Vice Chairperson of the National Assembly of Bulgaria
- Incumbent
- Assumed office 19 April 2017
- In office 27 October 2014 – 26 January 2017

Personal details
- Born: 10 July 1957 (age 68) Sofia, Bulgaria
- Party: United Patriots (2016-present) Attack (2005-present)
- Spouse: died in 2013
- Children: Borislav (died in 2017)
- Profession: Jurist, Politician

= Yavor Notev =

Bulgarian politician

Yavor Bozhilov Notev (Явор Божилов Нотев) is a Bulgarian politician, member of the Bulgarian political party "Ataka" (Attack). He is a deputy in the 43rd National Assembly of Bulgaria.

==Biography==
Yavor Notev was born on 10 July 1957 in Sofia.

He graduated in law from Sofia University "St.
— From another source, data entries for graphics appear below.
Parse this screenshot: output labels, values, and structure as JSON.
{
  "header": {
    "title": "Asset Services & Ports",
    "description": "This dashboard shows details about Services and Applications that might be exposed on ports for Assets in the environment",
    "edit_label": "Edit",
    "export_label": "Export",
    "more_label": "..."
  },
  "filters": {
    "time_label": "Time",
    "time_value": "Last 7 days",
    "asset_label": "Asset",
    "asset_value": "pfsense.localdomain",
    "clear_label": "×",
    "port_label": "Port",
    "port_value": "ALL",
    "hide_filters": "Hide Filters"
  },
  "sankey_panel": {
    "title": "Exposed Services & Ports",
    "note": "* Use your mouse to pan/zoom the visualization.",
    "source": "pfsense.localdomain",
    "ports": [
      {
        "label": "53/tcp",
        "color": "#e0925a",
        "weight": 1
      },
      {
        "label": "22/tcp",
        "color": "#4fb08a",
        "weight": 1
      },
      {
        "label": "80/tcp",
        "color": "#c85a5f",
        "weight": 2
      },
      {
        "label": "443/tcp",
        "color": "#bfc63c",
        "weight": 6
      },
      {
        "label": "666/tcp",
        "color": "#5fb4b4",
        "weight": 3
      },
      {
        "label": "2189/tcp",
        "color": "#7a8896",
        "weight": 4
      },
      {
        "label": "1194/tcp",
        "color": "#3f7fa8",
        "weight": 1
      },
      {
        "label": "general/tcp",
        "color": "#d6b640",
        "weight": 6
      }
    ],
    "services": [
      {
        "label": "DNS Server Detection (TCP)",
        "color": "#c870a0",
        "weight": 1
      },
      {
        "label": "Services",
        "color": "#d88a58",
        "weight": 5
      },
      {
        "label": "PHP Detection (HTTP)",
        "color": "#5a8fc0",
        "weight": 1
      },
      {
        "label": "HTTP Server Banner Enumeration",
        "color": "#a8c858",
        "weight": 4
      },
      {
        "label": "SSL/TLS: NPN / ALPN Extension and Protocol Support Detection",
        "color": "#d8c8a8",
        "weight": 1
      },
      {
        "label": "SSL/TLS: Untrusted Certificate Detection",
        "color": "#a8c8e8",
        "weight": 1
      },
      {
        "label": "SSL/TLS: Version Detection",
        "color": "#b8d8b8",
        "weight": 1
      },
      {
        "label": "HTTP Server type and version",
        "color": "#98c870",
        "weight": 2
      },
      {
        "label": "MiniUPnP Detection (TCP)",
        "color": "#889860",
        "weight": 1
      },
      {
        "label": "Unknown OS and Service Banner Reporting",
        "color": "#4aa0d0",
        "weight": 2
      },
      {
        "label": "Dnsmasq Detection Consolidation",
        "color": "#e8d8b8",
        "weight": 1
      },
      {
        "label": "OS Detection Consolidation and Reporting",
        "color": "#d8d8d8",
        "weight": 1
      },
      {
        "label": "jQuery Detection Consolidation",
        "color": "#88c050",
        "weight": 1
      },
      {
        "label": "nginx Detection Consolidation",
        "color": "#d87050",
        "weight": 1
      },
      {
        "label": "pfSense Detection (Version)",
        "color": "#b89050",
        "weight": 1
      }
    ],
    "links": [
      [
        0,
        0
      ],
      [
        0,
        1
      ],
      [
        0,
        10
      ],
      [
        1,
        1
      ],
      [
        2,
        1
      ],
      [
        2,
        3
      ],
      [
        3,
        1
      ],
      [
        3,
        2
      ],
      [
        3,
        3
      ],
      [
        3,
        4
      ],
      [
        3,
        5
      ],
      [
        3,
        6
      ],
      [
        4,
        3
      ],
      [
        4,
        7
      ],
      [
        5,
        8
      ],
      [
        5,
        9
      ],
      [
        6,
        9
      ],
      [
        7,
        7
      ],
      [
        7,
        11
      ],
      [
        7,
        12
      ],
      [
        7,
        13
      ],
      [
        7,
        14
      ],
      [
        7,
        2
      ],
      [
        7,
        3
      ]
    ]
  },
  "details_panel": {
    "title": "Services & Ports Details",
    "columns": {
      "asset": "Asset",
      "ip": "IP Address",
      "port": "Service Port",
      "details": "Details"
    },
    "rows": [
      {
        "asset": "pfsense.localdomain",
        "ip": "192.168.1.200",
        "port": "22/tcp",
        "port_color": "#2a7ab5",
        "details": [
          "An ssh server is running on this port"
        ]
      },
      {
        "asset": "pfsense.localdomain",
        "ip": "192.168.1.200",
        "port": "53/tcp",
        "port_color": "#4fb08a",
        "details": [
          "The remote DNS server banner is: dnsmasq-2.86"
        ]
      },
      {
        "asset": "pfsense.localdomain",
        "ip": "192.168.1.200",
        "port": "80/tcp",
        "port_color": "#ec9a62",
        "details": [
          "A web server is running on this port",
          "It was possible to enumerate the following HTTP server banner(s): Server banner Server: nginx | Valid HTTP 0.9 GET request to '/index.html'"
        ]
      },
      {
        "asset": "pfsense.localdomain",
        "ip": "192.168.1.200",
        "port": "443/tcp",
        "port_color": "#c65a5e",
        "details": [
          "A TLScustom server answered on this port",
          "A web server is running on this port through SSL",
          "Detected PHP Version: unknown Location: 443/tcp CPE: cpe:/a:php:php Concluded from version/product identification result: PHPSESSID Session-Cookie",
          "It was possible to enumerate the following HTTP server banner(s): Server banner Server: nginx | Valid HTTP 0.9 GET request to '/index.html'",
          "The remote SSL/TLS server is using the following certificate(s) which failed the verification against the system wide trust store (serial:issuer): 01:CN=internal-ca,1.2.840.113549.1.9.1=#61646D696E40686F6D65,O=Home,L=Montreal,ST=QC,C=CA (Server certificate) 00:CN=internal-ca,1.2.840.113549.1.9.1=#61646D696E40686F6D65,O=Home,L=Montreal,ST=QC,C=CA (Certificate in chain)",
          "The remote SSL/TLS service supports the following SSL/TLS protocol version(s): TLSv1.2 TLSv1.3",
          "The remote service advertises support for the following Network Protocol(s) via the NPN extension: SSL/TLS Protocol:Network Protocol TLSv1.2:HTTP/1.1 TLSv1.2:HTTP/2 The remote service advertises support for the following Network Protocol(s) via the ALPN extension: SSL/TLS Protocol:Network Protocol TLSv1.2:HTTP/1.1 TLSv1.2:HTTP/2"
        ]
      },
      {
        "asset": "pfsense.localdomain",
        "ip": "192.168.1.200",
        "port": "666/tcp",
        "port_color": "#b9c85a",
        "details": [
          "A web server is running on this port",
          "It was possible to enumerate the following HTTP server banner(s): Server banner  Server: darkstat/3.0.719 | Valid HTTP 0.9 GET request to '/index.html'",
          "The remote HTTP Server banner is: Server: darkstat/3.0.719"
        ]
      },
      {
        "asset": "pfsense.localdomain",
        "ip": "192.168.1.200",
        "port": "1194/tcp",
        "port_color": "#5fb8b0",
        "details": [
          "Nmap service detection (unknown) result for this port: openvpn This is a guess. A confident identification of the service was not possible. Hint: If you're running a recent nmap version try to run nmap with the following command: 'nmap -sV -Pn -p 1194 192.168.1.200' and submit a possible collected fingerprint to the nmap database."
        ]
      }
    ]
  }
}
Kliment Ohridski".

He spent five years working as an investigator in the Department for the Investigation of Serious Accidents and Catastrophes.

Since 1988, he was a lawyer from the Sofia college and worked on criminal cases.

He was an MP from Attack in the 41st, 42nd, vice president of the 43rd National Assembly, Deputy Chairman of the Committee on Legal Affairs, the first rotating Chairman of the Subcommittee control SIMs and a candidate for mayor of the town. Sofia in 2015, a candidate for Vice President of the Republic of Bulgaria Ataka in 2016 Bulgarian presidential election, paired with the presidential candidate of VMRO Krasimir Karakachanov. The couple received the support of the parliamentary parties of the Patriotic Front - and NFSB VMRO and Ataka.